Redburn Atlantic’s decision to downgrade Adobe to Sell and slash its price target from $420 to $280 reveals more about the analyst’s speculative leanings than Adobe’s actual strategic positioning. Omar Sheikh’s thesis rests on a fragile foundation of exaggerated fears about generative AI “disruption” while discounting the real-world advantages Adobe still possesses—advantages that competitors like Midjourney, Runway, and even OpenAI’s Sora simply cannot replicate at scale or depth.
First, the claim that Adobe’s moat is “being eroded” by AI tools dominating the “ideation phase” is a superficial read of how the creative industry actually operates. The ideation phase is just that—an idea. It is not execution. It is not post-production. It is not compliance, file versioning, collaborative editing, or integrated publishing workflows—areas where Adobe remains not just relevant but dominant. Professionals and enterprises don’t simply generate an image with Midjourney and upload it to a billboard. They still need Photoshop, Illustrator, Premiere Pro, and After Effects to meet the precision demands of the market. Adobe’s Creative Cloud isn’t just a toolbox—it’s an integrated ecosystem with decades of inertia, plugins, workflows, and enterprise penetration that no “cool AI startup” can currently replicate.
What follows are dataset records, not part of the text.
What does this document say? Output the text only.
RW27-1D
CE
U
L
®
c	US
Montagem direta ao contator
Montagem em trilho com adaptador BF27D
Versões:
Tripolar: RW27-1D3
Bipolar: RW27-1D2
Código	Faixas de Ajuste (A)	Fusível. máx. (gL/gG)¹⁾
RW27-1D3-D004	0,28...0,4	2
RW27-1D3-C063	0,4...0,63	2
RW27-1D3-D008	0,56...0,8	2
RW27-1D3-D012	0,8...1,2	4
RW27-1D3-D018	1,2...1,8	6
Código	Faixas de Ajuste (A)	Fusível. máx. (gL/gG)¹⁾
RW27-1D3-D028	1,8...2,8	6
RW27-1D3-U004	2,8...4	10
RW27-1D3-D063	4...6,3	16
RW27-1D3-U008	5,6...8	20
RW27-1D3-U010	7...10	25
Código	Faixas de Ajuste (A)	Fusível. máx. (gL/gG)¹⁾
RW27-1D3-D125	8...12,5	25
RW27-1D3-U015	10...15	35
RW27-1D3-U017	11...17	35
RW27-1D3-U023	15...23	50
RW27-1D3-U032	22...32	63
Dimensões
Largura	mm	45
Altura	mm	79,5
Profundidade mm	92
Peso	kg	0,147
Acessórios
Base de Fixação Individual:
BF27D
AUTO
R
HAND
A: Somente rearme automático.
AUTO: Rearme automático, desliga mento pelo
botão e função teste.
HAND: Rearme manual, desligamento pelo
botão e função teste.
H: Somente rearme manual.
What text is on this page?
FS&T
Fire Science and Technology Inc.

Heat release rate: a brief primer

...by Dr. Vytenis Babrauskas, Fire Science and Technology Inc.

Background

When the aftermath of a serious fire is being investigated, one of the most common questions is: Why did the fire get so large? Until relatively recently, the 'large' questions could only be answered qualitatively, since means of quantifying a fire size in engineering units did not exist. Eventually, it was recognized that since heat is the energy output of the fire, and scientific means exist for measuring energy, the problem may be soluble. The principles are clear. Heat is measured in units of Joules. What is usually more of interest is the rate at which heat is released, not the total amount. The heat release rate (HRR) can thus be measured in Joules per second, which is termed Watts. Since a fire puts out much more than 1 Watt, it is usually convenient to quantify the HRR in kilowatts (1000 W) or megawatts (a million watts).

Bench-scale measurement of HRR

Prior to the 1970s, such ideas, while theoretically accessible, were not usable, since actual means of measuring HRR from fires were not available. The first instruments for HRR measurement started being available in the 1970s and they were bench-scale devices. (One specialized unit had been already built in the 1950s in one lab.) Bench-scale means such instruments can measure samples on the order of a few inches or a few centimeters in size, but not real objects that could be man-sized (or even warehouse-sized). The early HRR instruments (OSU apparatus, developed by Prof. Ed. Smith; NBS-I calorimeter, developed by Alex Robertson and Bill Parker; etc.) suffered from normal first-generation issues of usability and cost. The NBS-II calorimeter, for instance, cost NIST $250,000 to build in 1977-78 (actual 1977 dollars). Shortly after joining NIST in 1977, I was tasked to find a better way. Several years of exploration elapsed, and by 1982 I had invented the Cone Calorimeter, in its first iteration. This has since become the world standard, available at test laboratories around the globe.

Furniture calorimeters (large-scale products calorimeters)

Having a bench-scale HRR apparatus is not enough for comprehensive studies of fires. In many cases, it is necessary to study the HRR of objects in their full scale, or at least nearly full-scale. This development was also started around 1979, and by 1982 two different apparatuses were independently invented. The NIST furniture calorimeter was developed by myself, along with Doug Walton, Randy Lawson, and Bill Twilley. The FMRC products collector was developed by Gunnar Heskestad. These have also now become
Sheikh’s assertion that Adobe’s pricing power is doomed is also premature. Adobe has proven over a decade that it can both raise prices and increase subscribers. Firefly, despite its current output limitations, is deeply integrated into Adobe’s apps—not a standalone gimmick. This native integration gives Adobe an edge that model-first startups don’t have. The analyst criticizes Firefly’s generative capabilities without acknowledging Adobe’s deliberate, ethical AI approach—training its models on licensed content and user-generated data, which avoids the legal exposure that looms over companies scraping public content indiscriminately. Adobe’s content authenticity initiative and watermarking strategy show long-term thinking about AI in the creative economy—something these so-called “superior tools” often lack entirely.
Redburn’s modeling of FCF growth—slowing from 8% in 2026 to 3% by 2030—assumes a straight-line decline, which is both lazy and misleading. It underplays Adobe’s ability to pivot, acquire, and expand into new markets. The report itself paradoxically floats strategic options like acquiring a cutting-edge model or spinning off a subsidiary, yet dismisses them outright as “unlikely.” This contradiction undermines their own argument. If these paths are plausible enough to list, then they’re plausible enough to model. Adobe’s leadership has demonstrated agility before—it moved to cloud subscriptions ahead of nearly every peer in enterprise software. There’s little reason to believe it won’t navigate this wave of AI with similar foresight.
Finally, calling for a multiple contraction to 12x EV/FCF feels more like a shock-value bet than grounded valuation logic. Adobe, with an 89% gross margin and a fortress balance sheet, is not Blockbuster watching Netflix approach—it’s a platform reinventing itself with proprietary assets, sticky user bases, and a seat at the enterprise table. Betting against a company with this kind of financial discipline and brand equity in creative software—especially at a time when creative content is exploding globally—is, frankly, reckless.
Redburn’s downgrade plays to a growing anti-incumbent narrative in tech investing that often ignores operational realities. Adobe has challenges ahead, yes—but to paint them as a company in freefall is not just inaccurate. It’s irresponsible.